A total of 45 (20 m by 20 m) quadrats in different areas of the sanctuary were sampled. The total area sampled was 1.8 ha. All the plant species with a height of 10 cm and above were recorded and after proper identification only invasive alien species were considered. The GPS coordinates, the type of canopy cover (evergreen or deciduous) and the percentage of canopy cover were also recorded.

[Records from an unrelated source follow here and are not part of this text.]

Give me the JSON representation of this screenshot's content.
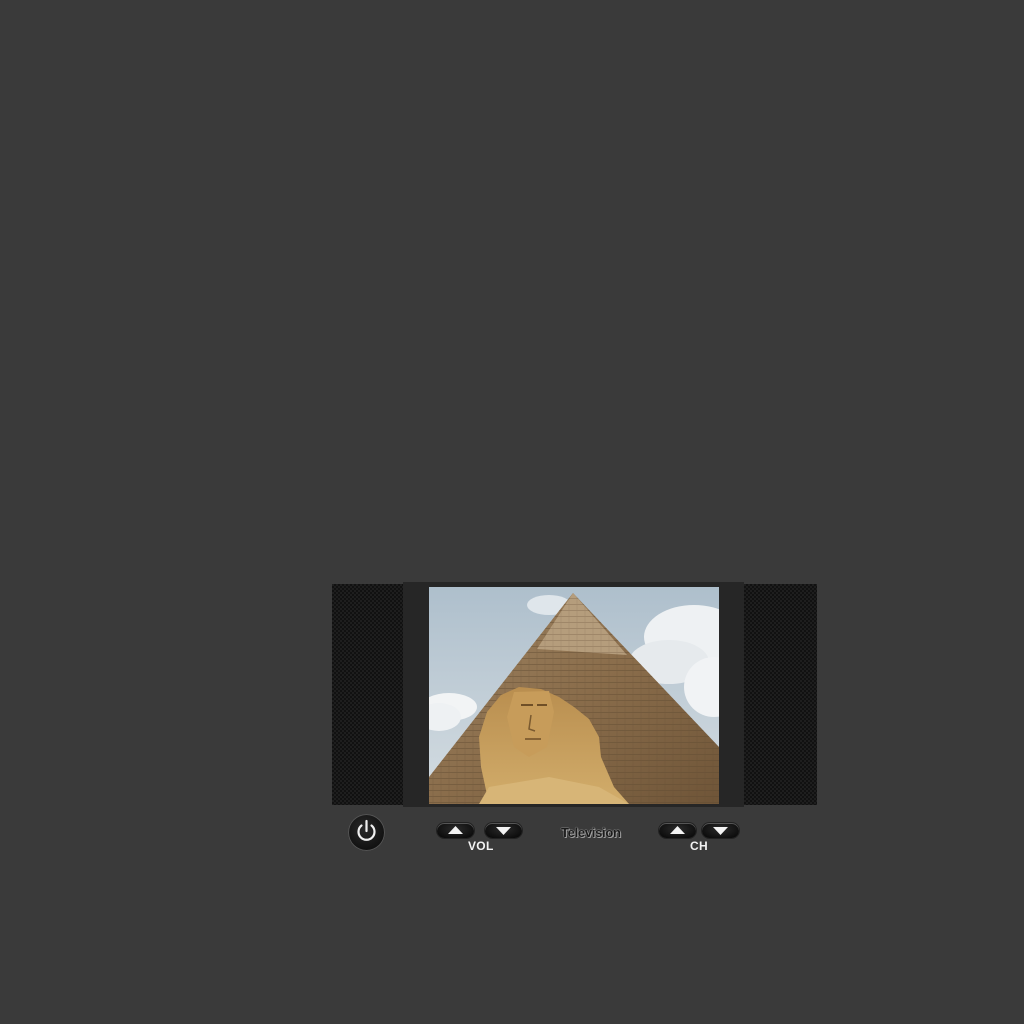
{
  "tv": {
    "brand": "Television",
    "screen_content": "pyramid-and-sphinx-image",
    "volume": {
      "label": "VOL",
      "up_icon": "triangle-up-icon",
      "down_icon": "triangle-down-icon"
    },
    "channel": {
      "label": "CH",
      "up_icon": "triangle-up-icon",
      "down_icon": "triangle-down-icon"
    },
    "power_icon": "power-icon"
  },
  "colors": {
    "background": "#3a3a3a",
    "bezel": "#262626",
    "speaker": "#1e1e1e",
    "button": "#111111",
    "label_text": "#f2f2f2"
  }
}
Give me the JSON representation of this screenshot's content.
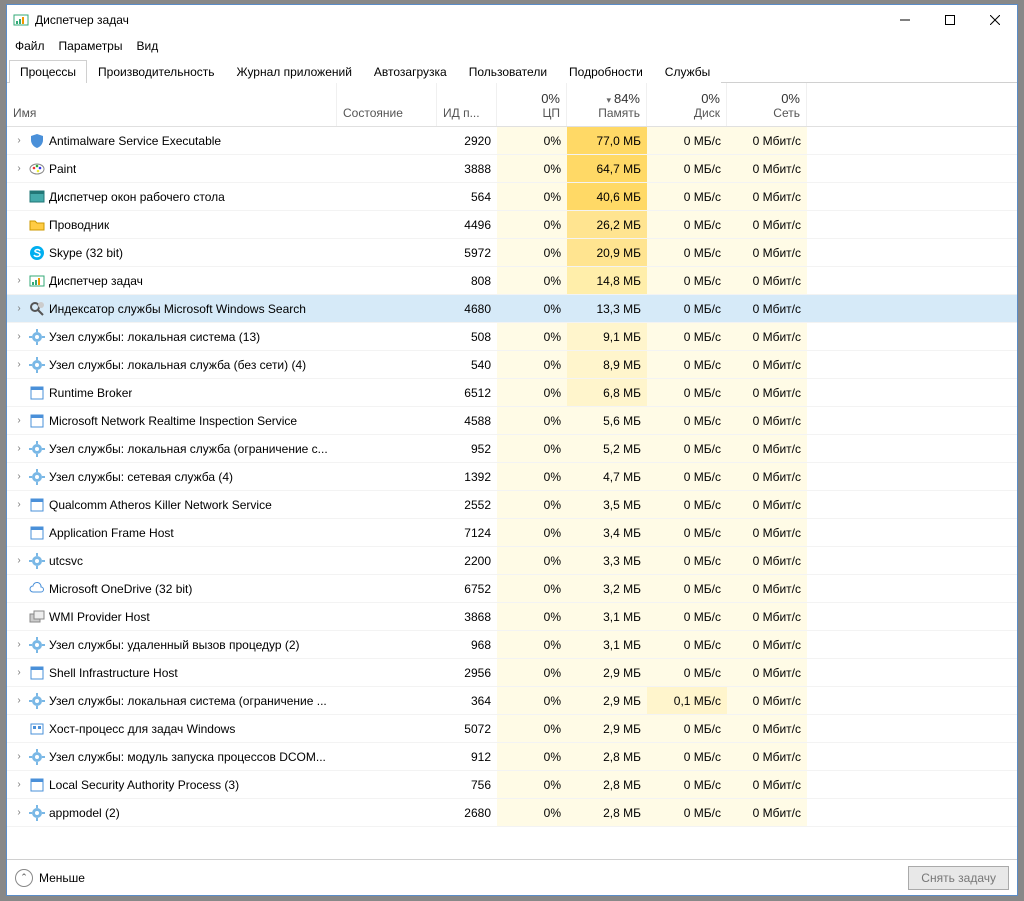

A total of 22 invasive alien plant species belonging to nine families was recorded. Out of this, 14 species (64%) belong to the Neotropics, 5 species (23%) to Africa, 2 species (9%) to West Indies and 1 species (4%) to South East Asia. Eupatorium odoratum (42.8±6.3) had the highest density followed by Lantana camara (13.6±3.2). Eupatorium odoratum was significantly and negatively correlated with canopy cover (Pearson’s correlation coefficient = -0.38, p=0.03), whereas L. camara was not associated with canopy cover (Pearson’s correlation coefficient = - 0.09, ns). This suggests that E. odoratum is more sensitive to the light levels than L. camara.
This study provides little insights into the status of invasive alien species in an area known for its high levels of endemism.